Technique of operation
When the patient is in a vertical position, the lining of the median and lower-horizontal accesses, as well as the approximate boundaries of tissue excision, are marked out.
After applying the main incisions, the edges of the skin-fat flaps are separated to the sides to the level of the boundaries of their supposed excision. Throughout the vertical part of the access, the tissue separation boundary extends 2-3 cm to the outside of the line of creation of the aponeurosis duplication of the anterior abdominal wall. Duplicate tissues are created according to the generally accepted pattern, as a result of which the edges of the lateral fatty flaps converge.
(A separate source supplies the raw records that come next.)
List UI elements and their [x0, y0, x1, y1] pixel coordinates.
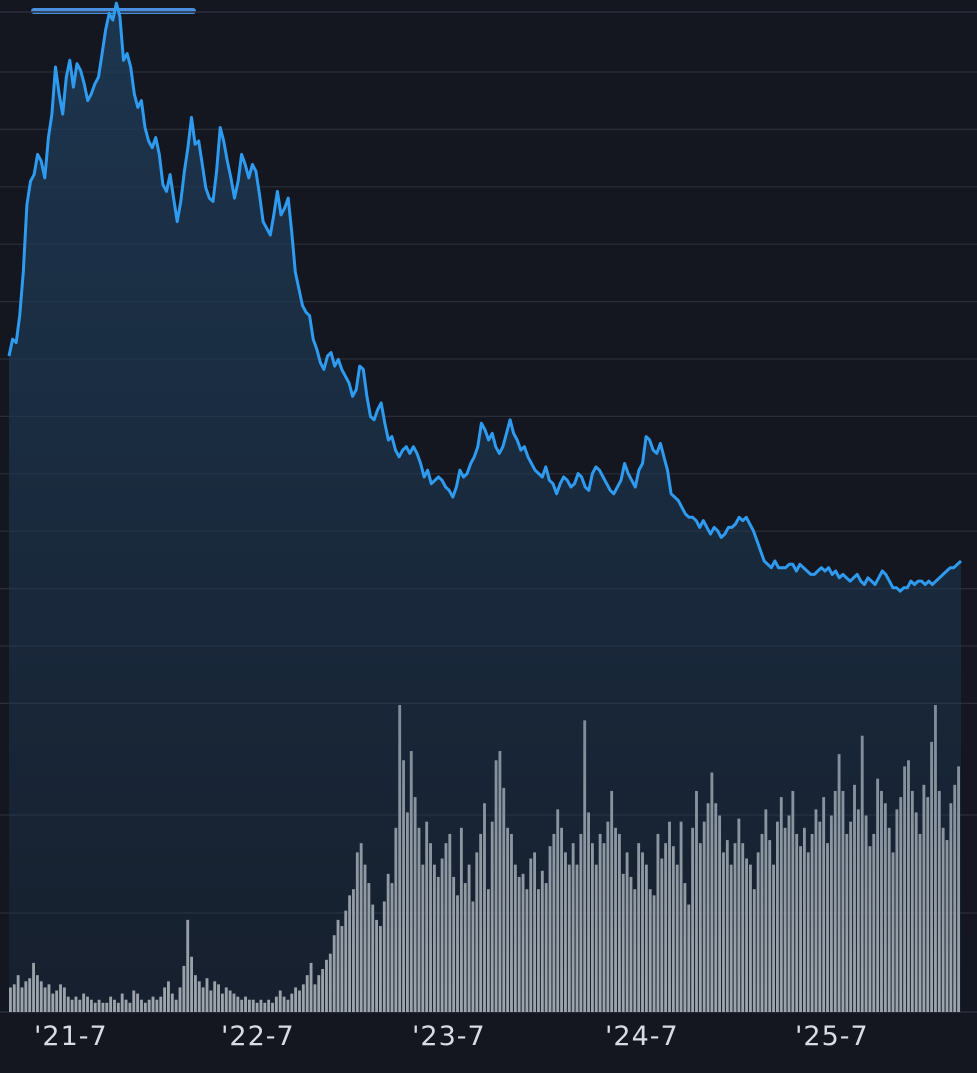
x-axis: '21-7 '22-7 '23-7 '24-7 '25-7	[34, 1021, 869, 1052]
x-tick-label: '24-7	[605, 1021, 679, 1052]
x-tick-label: '23-7	[412, 1021, 486, 1052]
x-tick-label: '22-7	[221, 1021, 295, 1052]
price-area-fill	[9, 3, 961, 1012]
price-line	[7, 1, 963, 593]
x-tick-label: '21-7	[34, 1021, 108, 1052]
price-area	[7, 1, 963, 1012]
x-tick-label: '25-7	[795, 1021, 869, 1052]
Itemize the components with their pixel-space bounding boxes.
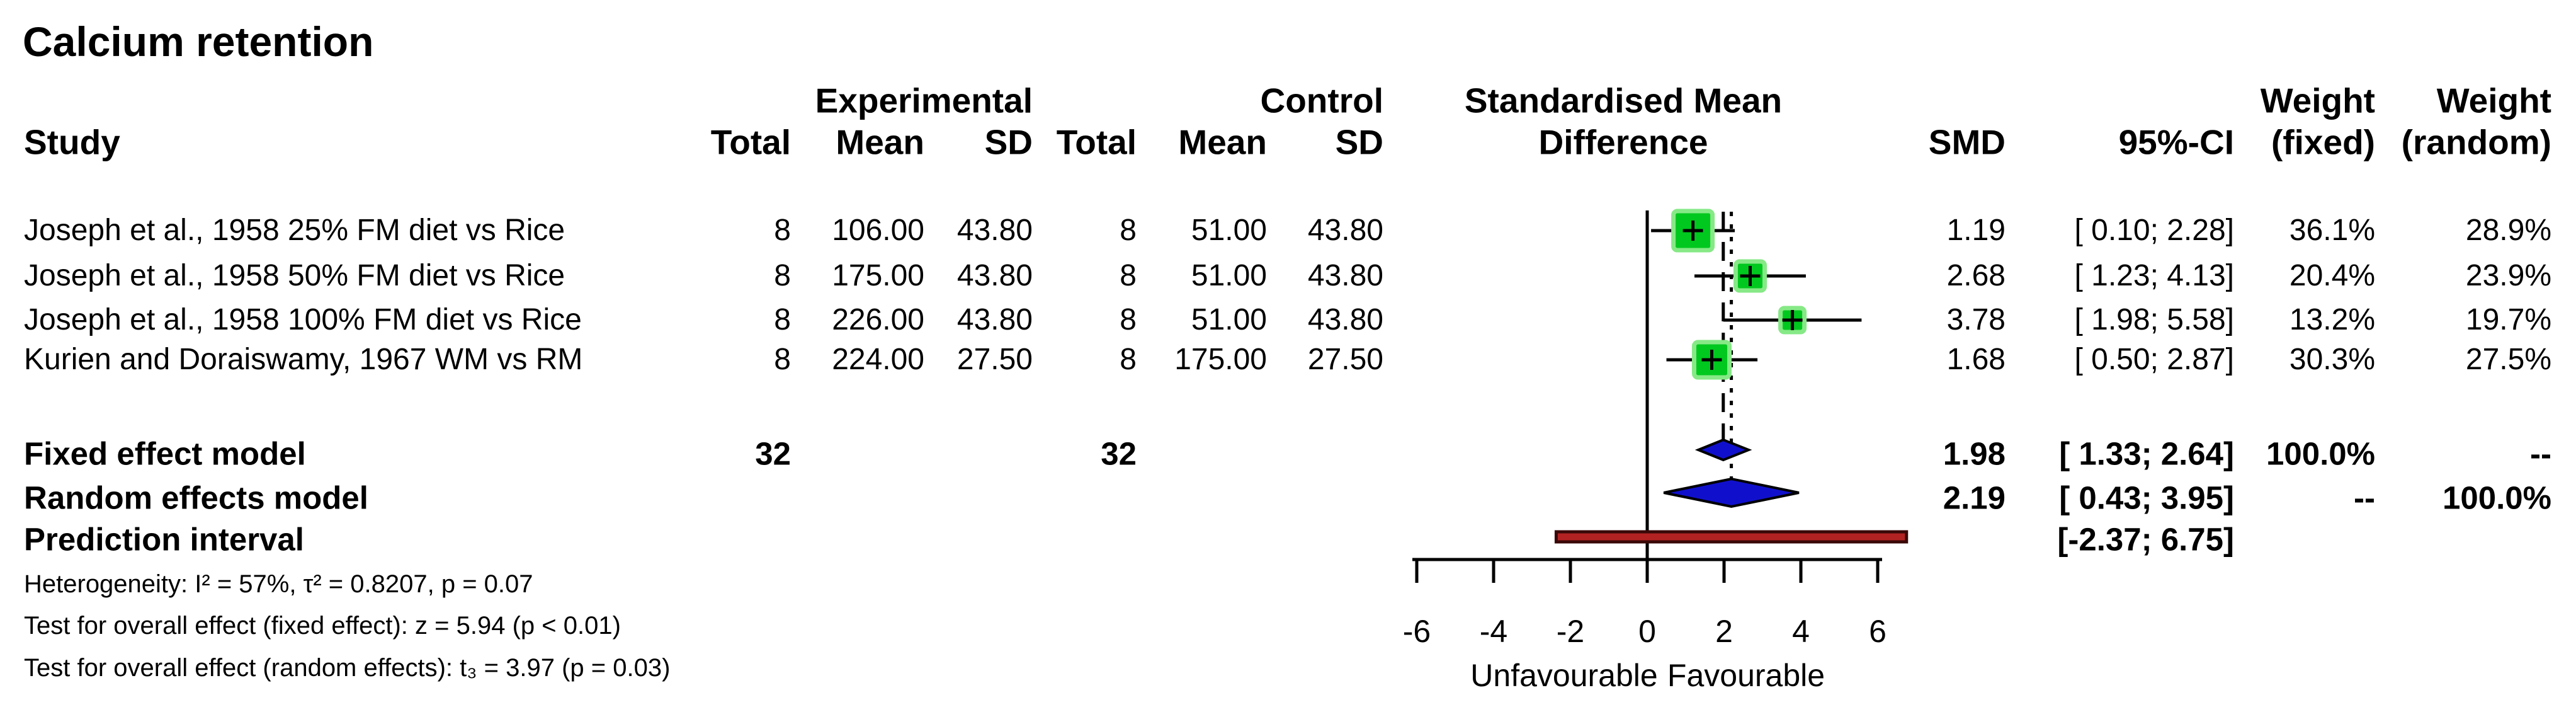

After imposing with a moderate tension a deep series of sutures (with the capture of the superficial fascial layer) determine the boundaries of excision of the edges of the flaps, which are then laminated together layerwise with a slight tension.
After bending the operating table, the horizontal wound portion is gradually closed down, using the above described elements of the technique of classical and (or) stress-side abdominoplasty.
One of the features of wound closure with vertical abdominoplasty is the swelling of the skin seam line in the epigastric region, creating a cosmetic defect. For its elimination, limited liposuction of the subcutaneous fat layer can be performed. Another way to solve this problem is to shift the seam line of the subcutaneous fatty tissue by 1-2 cm to the side in relation to the skin seam line. In this case, the line of the skin seam should be located strictly along the midline of the abdomen.